I waited to be called. An older woman on crutches; a young mother with three excited children; a middle-aged man reading the paper: it felt strange to be part of ‘them’, this mass of people we homogenously class together as ‘patients’.
Finally I heard my name. A door slammed shut. By the time I had walked across the waiting room, I couldn't remember which of the three doors on the narrow corridor my name had been called from. I knocked on the door to the right. No answer. I tried the middle door and heard a muffled ‘come in’. The midwife was busy clearing up a trolley overflowing with gadgets and cotton wool.
‘Have a seat’, she said, not looking up. There were no introductions. I'd not met this midwife before.
I sat down.
‘How many weeks are you?’ She was still busy with her trolley.
‘Twenty nine.’
She froze, a look of discontent crossing her face. ‘Twenty nine?’
I nodded.
‘You should have come at 28 weeks. Do you need anti-D?’
‘Yes’ Less than a minute had passed and I was already feeling irritated and scared.
‘You should have had that last week.’
I started to explain that when I'd made the appointment 2 months ago all slots for my 28th week were already full.

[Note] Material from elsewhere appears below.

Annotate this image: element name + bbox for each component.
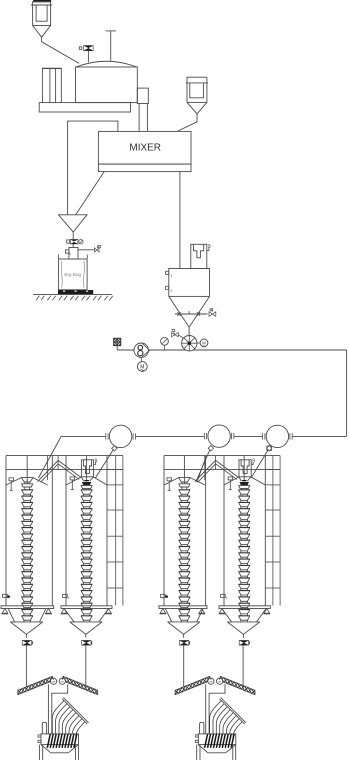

‘You're a week late now’, she interrupted, clearly unimpressed. She leafed through my notes in search of my blood results. She couldn't find any, and my computer records showed no records either.
‘Your blood results will have been posted to you. Did you bring them?’

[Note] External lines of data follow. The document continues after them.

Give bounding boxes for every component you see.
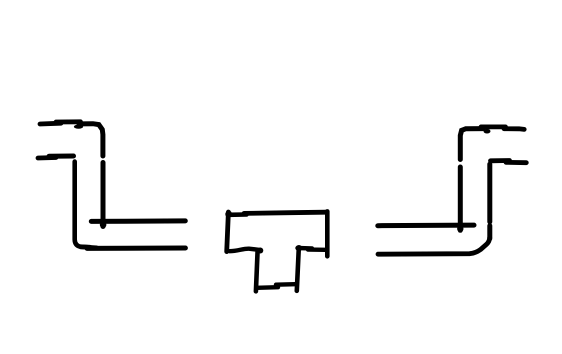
right pipe: inner vertical upper segment with top elbow bbox=[460, 129, 483, 160]
left pipe: second horizontal stroke 1 bbox=[38, 155, 56, 160]
left pipe: outer vertical with bottom elbow bbox=[75, 162, 90, 248]
right pipe: outer vertical lower segment bbox=[487, 226, 492, 239]
tee fitting: top bar bbox=[229, 212, 247, 217]
tee fitting: blob at left-arm / stem junction bbox=[257, 248, 263, 254]
left pipe: second horizontal stroke 2 bbox=[49, 154, 74, 159]
left pipe: dab blob under top horizontal junction bbox=[74, 125, 83, 129]
tee fitting: blob at top-left junction bbox=[225, 211, 232, 218]
tee fitting: stem bottom stroke 1 bbox=[257, 285, 278, 290]
tee fitting: right arm bottom stroke 2 bbox=[308, 247, 325, 252]
left pipe: inner bottom horizontal bbox=[91, 218, 185, 224]
right pipe: dab blob under top horizontal junction bbox=[484, 129, 491, 134]
right pipe: top horizontal stroke 2 bbox=[504, 126, 524, 131]
tee fitting: right arm bottom stroke 1 bbox=[298, 246, 313, 251]
tee fitting: left outer vertical bbox=[227, 212, 229, 252]
tee fitting: stem right vertical bbox=[297, 248, 299, 291]
left pipe: blob at inner vertical bottom end bbox=[100, 222, 107, 229]
tee fitting: left arm bottom horizontal bbox=[230, 249, 261, 252]
left pipe: top elbow corner into inner vertical bbox=[79, 124, 103, 156]
right pipe: second horizontal stroke 1 bbox=[491, 158, 510, 163]
right pipe: blob at inner vertical bottom end bbox=[457, 226, 463, 232]
left pipe: short overlap stroke at bottom elbow bbox=[81, 247, 97, 248]
right pipe: outer vertical upper segment bbox=[487, 164, 492, 222]
left pipe: top inner horizontal stroke 1 bbox=[40, 121, 61, 127]
left pipe: top inner horizontal stroke 2 bbox=[56, 119, 81, 124]
right pipe: second horizontal stroke 2 bbox=[506, 160, 526, 165]
tee fitting: stem bottom stroke 2 bbox=[276, 282, 295, 287]
left pipe: inner vertical lower segment (after gap) bbox=[101, 163, 106, 227]
right pipe: top horizontal stroke 1 bbox=[481, 125, 506, 130]
left pipe: outer bottom horizontal bbox=[87, 246, 185, 251]
tee fitting: right outer vertical bbox=[325, 211, 330, 256]
right pipe: lower bottom horizontal with elbow up bbox=[378, 238, 490, 255]
tee fitting: top bar main stroke bbox=[244, 212, 326, 213]
right pipe: inner vertical lower segment bbox=[458, 167, 463, 230]
tee fitting: stem left vertical bbox=[256, 251, 258, 292]
tee fitting: blob at right-arm / stem junction bbox=[296, 245, 302, 251]
right pipe: upper bottom horizontal bbox=[378, 223, 474, 229]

‘Oh’, I replied, nervously. ‘I've not received anything. But at my last appointment they said I was O-negative.’
‘Have you moved recently?’
‘No.’
‘Changed your name?’
‘No.’
She was running out of options. ‘I can't give you your anti-D without having some sort of blood results. I can't just take your word for it, you know.’

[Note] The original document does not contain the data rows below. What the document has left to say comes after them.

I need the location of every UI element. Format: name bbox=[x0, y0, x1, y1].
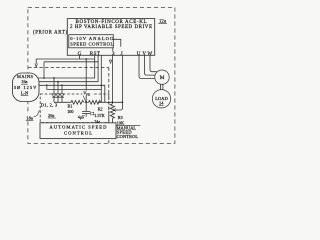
svg-text:4μF: 4μF bbox=[78, 114, 85, 119]
wire: terminal J riser down to wiper bbox=[116, 55, 123, 110]
svg-text:AUTOMATIC SPEED: AUTOMATIC SPEED bbox=[50, 125, 108, 130]
svg-text:3Ø 125V: 3Ø 125V bbox=[14, 85, 37, 90]
capacitor C1 bbox=[82, 102, 90, 116]
junction dots bbox=[43, 58, 123, 103]
svg-text:CONTROL: CONTROL bbox=[64, 131, 92, 136]
svg-text:2 HP VARIABLE SPEED DRIVE: 2 HP VARIABLE SPEED DRIVE bbox=[70, 25, 152, 30]
svg-text:SPEED CONTROL: SPEED CONTROL bbox=[70, 41, 113, 46]
leader from VFD label to node bbox=[83, 96, 86, 102]
svg-text:18a: 18a bbox=[26, 115, 33, 120]
label 18a with leader bbox=[24, 110, 40, 120]
dashed partition (compartment divider) bbox=[28, 68, 109, 144]
wire: mains L2 to terminal S bbox=[39, 55, 99, 81]
potentiometer R3 bbox=[110, 102, 114, 124]
wire: R2 output to pot top node and J riser bbox=[98, 101, 122, 103]
enclosure 12a dashed border bbox=[28, 7, 175, 143]
wire: VFD riser lower bbox=[85, 95, 87, 102]
wire: VFD riser upper bbox=[85, 59, 87, 91]
wire: terminal 3 riser with arrow bbox=[111, 55, 113, 102]
wire: U to motor bbox=[139, 55, 155, 78]
svg-text:(PRIOR ART): (PRIOR ART) bbox=[33, 31, 67, 36]
label 12a bbox=[158, 19, 167, 24]
svg-text:VFD: VFD bbox=[83, 91, 91, 97]
diode D3 bbox=[60, 85, 64, 102]
svg-text:M: M bbox=[160, 75, 165, 81]
svg-text:CONTROL: CONTROL bbox=[117, 134, 139, 139]
shaft motor to load bbox=[161, 84, 163, 90]
wire: L4 into control box bbox=[47, 88, 102, 90]
wire: W to motor bbox=[150, 55, 157, 71]
wire: V to motor bbox=[145, 55, 156, 75]
label D1,2,3 and 20a bbox=[41, 103, 58, 118]
wire: terminal T drop to control bbox=[100, 55, 102, 102]
wire: terminal G down-left with arrow bbox=[36, 55, 94, 64]
wire: mains L1 to terminal R bbox=[39, 55, 95, 78]
resistor R2 bbox=[89, 100, 101, 104]
resistor R1 bbox=[71, 100, 84, 104]
diode D2 bbox=[56, 82, 60, 103]
node label VFD bbox=[82, 91, 92, 97]
wire: mains L3 to terminal T and into control bbox=[39, 85, 105, 102]
terminal J hook to inner box bbox=[114, 39, 121, 47]
svg-text:0-10V ANALOG: 0-10V ANALOG bbox=[70, 36, 114, 41]
motor M bbox=[155, 70, 169, 84]
svg-text:1.57K: 1.57K bbox=[94, 113, 104, 118]
svg-text:R1: R1 bbox=[68, 104, 73, 109]
wire: vertical link L3-L4 bbox=[46, 85, 48, 89]
load 14 bbox=[152, 90, 170, 108]
label MANUAL SPEED CONTROL bbox=[117, 125, 139, 139]
svg-text:20a: 20a bbox=[48, 113, 54, 118]
svg-text:R2: R2 bbox=[98, 106, 103, 111]
automatic control dashed enclosure bbox=[40, 94, 109, 123]
wire: upper horizontal bus to R riser bbox=[44, 61, 98, 63]
svg-text:100: 100 bbox=[67, 109, 73, 114]
diode D1 bbox=[52, 78, 56, 102]
terminal letters G R S T 3 J bbox=[78, 51, 123, 57]
wire: left vertical x=44 bbox=[43, 62, 45, 78]
mains source 16a bbox=[13, 73, 40, 102]
terminal 3 hook to inner box bbox=[112, 48, 114, 51]
drive box U1 bbox=[67, 19, 154, 56]
automatic speed control label box bbox=[40, 123, 116, 139]
svg-text:L-N: L-N bbox=[21, 90, 29, 95]
svg-text:16a: 16a bbox=[21, 79, 27, 84]
wire: rectifier bus bbox=[54, 101, 71, 103]
terminal letters U V W bbox=[137, 51, 153, 57]
inner analog speed control box bbox=[69, 35, 114, 48]
wire: R1 to R2 bbox=[85, 101, 89, 103]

I was beginning to feel as though all of this was my fault.
‘Well, we'll do all the other bits and pieces first and then I'll have to call the lab. Can you get on the scales for me?’
I stood up and looked around the room for the weighing scales. I spotted them tucked away under the examination couch. As the midwife showed no signs of leaving her computer, I pulled out the scales myself and got on. ‘74 kilos’, I informed her.
‘And now get up onto the couch for me.’
I climbed up, exposed my tummy and waited. She muttered something under her breath. I watched as she measured my bump and listened to the baby's heartbeat.
‘At this rate you'll have to make another appointment for your anti-D.’
She put a tourniquet around my arm and, without a word of warning, inserted a needle. I could tell straight away from the awkward angle and the intense shooting pain that she hadn't hit a vein.
‘Great. Now your veins aren't co-operating. Do they always have difficulty getting blood?’
Nobody has ever had problems bleeding me but I sensed that her question was rhetorical and didn't bother answering.
Glancing across at my left arm she decided the veins there were ‘even worse’ and so had a second attempt on the right, again without warning but this time with success. She removed the tourniquet and immediately applied a plaster. By the time I'd sat down by her desk, the plaster was drenched and blood was trickling down my arm. She was consulting a colleague over the phone at this point about the missing blood results. Distractedly she handed me a new plaster and some cotton wool to wipe the blood off my arm. After a couple of minutes, she left the room to get a phone number from the receptionist. While she was gone, I looked through my notes. There, on the results page, was a printout of all my blood results — including my blood type. I ran out to the reception to tell her.
‘Well, that sorts that out’, she muttered. There were no words of apology; not a hint of embarrassment.
As I left, I felt dissatisfied. Clinically, I couldn't fault her: I'd received the anti-D I needed, and all my routine bloods and measurements had been taken. Yet, my experience of the NHS from the ‘other side’ had been less than pleasant. Being on the receiving end of care, even for something as seemingly straightforward as a first pregnancy, can be daunting. In these times of unprecedentedly high clinical outcomes within the NHS, the little things — being made to feel welcome, having the door held open for you, introductions, apologies, and niceties — become more important than ever. It's time to bring the quality of the patient experience up to par, especially with the looming threat of privatisation and increasing patient choice. Although much has been achieved in the NHS, a trip to the other side can act as a harsh reminder of how far we still have to go.